2019 Volume 47 Issue 3 Pages 95-103
Purpose: We evaluated the surgical outcomes of non-renorrhaphy, mini-incision partial nephrectomy using a soft-coagulation system.
Methods: Non-renorrhaphy mini-incision, partial nephrectomy was performed in 33 consecutive patients with small renal tumors between April 2016 and March 2019. After tumor resection, the soft-coagulation system was used to achieve hemostasis. A TachoSilⓇ or BOLHEALⓇ was used on the resection bed. The urinary collecting system was only sutured if it was opened. The surgical outcomes of each patient were retrospectively evaluated.

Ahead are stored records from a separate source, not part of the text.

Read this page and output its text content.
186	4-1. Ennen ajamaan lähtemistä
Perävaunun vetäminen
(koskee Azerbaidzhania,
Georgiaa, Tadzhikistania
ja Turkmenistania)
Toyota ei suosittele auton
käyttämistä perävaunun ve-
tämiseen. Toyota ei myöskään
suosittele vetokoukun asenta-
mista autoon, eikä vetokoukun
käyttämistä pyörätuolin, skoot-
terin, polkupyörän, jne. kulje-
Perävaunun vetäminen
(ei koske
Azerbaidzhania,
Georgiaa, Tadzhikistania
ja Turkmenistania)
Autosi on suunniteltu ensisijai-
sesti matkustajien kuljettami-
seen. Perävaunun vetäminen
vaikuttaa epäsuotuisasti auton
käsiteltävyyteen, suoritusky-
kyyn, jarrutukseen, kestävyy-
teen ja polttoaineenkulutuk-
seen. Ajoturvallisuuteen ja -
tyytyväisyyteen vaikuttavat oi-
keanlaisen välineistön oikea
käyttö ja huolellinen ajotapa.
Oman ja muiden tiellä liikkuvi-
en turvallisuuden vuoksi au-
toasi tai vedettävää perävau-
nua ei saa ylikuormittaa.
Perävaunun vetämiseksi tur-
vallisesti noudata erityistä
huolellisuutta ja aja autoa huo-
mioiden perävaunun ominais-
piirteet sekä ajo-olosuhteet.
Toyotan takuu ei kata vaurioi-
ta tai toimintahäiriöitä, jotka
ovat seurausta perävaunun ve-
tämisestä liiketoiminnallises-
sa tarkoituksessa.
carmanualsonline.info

Results: The patients’ mean age was 66.8 (36–83) years. The mean tumor size, operative time, and amount of intraoperative blood loss were 25.7 mm, 230 (140–357) min, and 292.2 (0–1332) mL, respectively. In 8 patients, the renal artery was clamped during the operation (mean warm ischemia time: 7.4 [2–18] min). The urinary collecting system was sutured in 18 patients. Two complications of Clavien-Dindo grade III or worse occurred: postoperative bleeding, which required a blood transfusion, and complete atrioventricular block (A-V block), which required temporary cardiac pacing. The A-V block spontaneously resolved a few days after the operation, and cardiac pacing was not required thereafter. The surgical margins were negative in all cases, and no tumor recurrence was observed during the observational period (681.8 [16–1126] days). The mean (range) rate of change in the estimated glomerular filtration rate at one year after surgery was −9.0% (−21.8–14.3%).
Conclusion: Non-renorrhaphy partial nephrectomy using a soft-coagulation system is safe and produces acceptable oncological outcomes.